*wink*

If you consider Hillary Clinton's foreign policy, Iraq is part of a consistent pattern. Clinton vastly overestimates the utility of force.

In Iraq, the United States intervened. After ousting Saddam Hussein, and the Ba'ath party members that actually knew how to run the country, the country fell apart. The US spent nearly a decade fighting an insurgency there, and after the US left, the Iraqi state proved unable to govern large parts of the country. ISIS stepped into the ensuing power vacuum.

As secretary of state Hillary lobbied heavily for intervention in Libya. The US launched air strikes that may have helped oust Gaddafi, but did little to fill in the ensuing power vacuum. The result was renewed civil war, and a growing ISIS presence in Libya.

As Secretary of State, Hillary Clinton was a strong advocate of support for rebels against Assad.

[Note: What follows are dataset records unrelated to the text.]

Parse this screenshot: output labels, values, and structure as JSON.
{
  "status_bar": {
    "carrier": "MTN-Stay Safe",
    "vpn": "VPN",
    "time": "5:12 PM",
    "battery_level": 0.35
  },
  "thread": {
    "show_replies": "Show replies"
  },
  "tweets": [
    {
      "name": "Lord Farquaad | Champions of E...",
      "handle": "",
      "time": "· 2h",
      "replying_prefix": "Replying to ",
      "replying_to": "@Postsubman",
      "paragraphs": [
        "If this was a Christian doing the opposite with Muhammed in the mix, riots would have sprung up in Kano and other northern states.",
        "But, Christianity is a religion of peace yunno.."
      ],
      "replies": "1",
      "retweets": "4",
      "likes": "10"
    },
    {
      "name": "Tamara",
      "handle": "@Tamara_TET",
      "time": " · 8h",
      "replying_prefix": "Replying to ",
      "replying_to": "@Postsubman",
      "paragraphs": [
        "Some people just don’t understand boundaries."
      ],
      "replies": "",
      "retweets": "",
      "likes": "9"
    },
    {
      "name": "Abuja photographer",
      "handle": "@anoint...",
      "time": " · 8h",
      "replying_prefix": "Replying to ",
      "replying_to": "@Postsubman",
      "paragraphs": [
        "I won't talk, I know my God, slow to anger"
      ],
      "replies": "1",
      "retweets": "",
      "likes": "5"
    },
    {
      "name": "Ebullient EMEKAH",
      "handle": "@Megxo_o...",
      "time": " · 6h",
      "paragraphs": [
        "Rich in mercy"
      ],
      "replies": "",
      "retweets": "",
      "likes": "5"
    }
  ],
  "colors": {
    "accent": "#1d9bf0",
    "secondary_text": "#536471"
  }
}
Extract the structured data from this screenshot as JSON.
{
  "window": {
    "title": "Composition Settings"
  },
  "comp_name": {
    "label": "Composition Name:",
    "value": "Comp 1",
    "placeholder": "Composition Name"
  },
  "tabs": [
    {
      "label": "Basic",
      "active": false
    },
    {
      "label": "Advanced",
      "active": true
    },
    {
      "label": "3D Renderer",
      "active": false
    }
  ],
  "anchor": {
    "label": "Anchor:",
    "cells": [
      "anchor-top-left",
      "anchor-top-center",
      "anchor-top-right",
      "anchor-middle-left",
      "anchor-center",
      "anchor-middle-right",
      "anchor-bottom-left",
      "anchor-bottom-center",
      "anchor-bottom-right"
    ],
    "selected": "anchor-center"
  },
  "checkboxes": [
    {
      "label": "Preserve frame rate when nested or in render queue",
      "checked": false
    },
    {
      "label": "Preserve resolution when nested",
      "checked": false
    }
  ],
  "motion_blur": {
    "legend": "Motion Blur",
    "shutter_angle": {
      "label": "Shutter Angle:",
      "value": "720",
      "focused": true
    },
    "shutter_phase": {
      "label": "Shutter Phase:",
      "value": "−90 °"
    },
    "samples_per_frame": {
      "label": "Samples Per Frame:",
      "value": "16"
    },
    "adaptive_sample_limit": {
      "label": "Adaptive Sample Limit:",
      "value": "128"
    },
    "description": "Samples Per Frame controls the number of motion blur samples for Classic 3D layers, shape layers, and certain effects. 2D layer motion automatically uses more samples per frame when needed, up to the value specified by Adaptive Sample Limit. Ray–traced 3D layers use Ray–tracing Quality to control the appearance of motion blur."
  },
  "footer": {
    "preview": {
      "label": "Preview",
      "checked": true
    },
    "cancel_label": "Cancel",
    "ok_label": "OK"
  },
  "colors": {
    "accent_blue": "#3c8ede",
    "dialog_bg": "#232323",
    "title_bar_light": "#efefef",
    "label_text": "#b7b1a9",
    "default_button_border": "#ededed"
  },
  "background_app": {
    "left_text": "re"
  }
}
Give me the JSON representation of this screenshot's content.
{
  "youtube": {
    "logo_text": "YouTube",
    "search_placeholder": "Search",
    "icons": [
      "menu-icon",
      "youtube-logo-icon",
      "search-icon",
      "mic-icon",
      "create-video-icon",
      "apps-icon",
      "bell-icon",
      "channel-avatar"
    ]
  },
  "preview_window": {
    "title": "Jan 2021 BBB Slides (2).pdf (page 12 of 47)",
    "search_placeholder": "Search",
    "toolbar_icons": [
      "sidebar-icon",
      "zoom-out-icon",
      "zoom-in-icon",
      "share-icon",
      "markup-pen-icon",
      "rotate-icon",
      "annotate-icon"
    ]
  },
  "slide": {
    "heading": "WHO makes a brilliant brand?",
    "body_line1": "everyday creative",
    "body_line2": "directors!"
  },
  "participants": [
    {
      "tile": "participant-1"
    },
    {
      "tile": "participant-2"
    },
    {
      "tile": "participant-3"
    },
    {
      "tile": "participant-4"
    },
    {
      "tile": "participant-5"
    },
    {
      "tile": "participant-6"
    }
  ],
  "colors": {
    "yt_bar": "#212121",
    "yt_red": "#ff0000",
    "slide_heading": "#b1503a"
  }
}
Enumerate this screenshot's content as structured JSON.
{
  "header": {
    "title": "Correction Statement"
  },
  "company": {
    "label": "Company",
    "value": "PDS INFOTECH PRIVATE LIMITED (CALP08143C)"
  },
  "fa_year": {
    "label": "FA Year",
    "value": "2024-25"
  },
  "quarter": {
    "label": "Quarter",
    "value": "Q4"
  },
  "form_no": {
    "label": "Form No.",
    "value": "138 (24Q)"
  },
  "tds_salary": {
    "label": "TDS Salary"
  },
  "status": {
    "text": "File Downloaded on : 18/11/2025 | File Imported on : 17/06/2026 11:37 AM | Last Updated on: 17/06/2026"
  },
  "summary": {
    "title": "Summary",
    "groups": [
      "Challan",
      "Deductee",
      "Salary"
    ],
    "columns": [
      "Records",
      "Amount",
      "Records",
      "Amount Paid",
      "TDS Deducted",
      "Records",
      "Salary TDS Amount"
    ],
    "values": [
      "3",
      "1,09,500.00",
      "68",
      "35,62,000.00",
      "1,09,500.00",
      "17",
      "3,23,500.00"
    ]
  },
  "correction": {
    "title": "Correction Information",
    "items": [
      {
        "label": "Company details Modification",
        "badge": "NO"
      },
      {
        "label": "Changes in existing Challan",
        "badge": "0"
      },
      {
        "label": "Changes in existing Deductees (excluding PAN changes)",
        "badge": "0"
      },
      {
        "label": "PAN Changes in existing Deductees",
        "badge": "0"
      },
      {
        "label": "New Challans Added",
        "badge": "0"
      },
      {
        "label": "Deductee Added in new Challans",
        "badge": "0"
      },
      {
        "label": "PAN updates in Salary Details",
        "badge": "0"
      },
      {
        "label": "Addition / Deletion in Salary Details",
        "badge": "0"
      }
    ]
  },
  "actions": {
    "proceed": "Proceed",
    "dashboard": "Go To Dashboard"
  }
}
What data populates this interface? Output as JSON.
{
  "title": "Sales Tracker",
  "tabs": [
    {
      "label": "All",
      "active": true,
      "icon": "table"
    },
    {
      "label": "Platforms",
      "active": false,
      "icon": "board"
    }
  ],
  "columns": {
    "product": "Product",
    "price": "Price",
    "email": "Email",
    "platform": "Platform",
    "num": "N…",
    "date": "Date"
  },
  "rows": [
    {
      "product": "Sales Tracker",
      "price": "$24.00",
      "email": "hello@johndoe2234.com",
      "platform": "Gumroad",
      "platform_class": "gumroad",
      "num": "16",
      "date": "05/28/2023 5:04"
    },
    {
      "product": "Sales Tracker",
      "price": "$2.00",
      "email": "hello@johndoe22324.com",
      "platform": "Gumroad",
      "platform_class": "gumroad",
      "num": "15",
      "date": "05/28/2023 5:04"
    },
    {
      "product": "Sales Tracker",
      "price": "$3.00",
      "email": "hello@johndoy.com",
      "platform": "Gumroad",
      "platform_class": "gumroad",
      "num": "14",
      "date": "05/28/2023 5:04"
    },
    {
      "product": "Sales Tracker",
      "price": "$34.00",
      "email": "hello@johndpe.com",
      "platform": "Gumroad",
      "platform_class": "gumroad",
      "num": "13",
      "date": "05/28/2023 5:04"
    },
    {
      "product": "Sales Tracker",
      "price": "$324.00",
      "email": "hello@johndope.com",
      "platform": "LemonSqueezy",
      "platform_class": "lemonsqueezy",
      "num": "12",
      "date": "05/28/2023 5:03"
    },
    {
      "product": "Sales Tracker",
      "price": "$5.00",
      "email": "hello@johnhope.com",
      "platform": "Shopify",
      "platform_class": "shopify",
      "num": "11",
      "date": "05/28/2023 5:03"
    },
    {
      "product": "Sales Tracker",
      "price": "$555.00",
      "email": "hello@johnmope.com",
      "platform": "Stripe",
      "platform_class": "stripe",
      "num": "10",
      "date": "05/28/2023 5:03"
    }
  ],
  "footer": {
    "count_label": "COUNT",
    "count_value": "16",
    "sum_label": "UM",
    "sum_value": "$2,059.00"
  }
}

Many of the "moderate" rebels turned out to be Islamists, and as in Libya, unrest created a power vacuum that ISIS was able to step into. Worse, attempting to topple Assad ran afoul of the interests of Russia. While Russia is withdrawing from Syria at the moment, Clinton advocated a no-fly zone over Syria. This is a terribly risky policy, given that Russian planes were flying missions there. I don't know about you, but I don't think it is "nuanced" to shoot down the aircraft of a nuclear-armed state.

The ongoing drone campaigns in Northern Pakistan and elsewhere have been highly effective at alienating the Muslim world. In Pakistan, a vital partner on many issues, only 22% have a favorable view of the US. In Jordan it's 14% and Turkey, 29%. That's a problem because these are precisely the countries whose assistance we need in any sort of effort to contain ISIS.

Clinton has very much been seduced by the cult of the offensive that pervades the Pentagon. Military interests favor intervention because it means larger budgets and more control. Since the move towards a volunteer military, endless war is a politically easy choice as well.

There is a much better option (and it isn't Sanders - incidentally you're the one that made this conversation partisan). The United States should recognize that it can't overthrow strongmen without creating a power vacuum. It is also worth considering that terrorism is not a particularly big deal. Even if 9/11 happened every year, it'd kill far fewer Americans than corn syrup does.

But more than that we have to recognize that the United States is in serious relative decline. Endless war has certainly hastened that outcome, though certainly, all empires fall eventually. Historically, global leadership has been contested through violence. That's a scary prospect given the presence of nuclear weapons.

Rather than flexing our hard power, we desperately need to build strong global institutions that can allow us to maneuver the next century without a bloodbath. That means creating linkages with other countries through trade (I certainly applaud the Iran deal). And it means enhancing America's soft power. That's without even mentioning the environmental challenges we'll face (if we'd spent the $2 trillion we spent on Iraq on building nuclear power plants, and researching wind and solar - we could be an energy independent, low-emission country today).

You can support whomever you want to. But the choices we make reveal preferences. Claiming that your options are limited is a cop-out. Your individual vote will never determine the outcome of an election (and if it did, there'd be a recount). Nothing is stopping you from supporting and advocating a candidate (which may not be Sanders - maybe it's Jill Stein, maybe it's you running for president yourself) that shares your purported values more than Hillary Clinton. But the fact that you're waving away actions that led to the deaths of hundreds of thousands people, or calling dead Pakistani children nuances tells me more about your values than your "some of my best friends are black/gay/poor/brown" equivocations.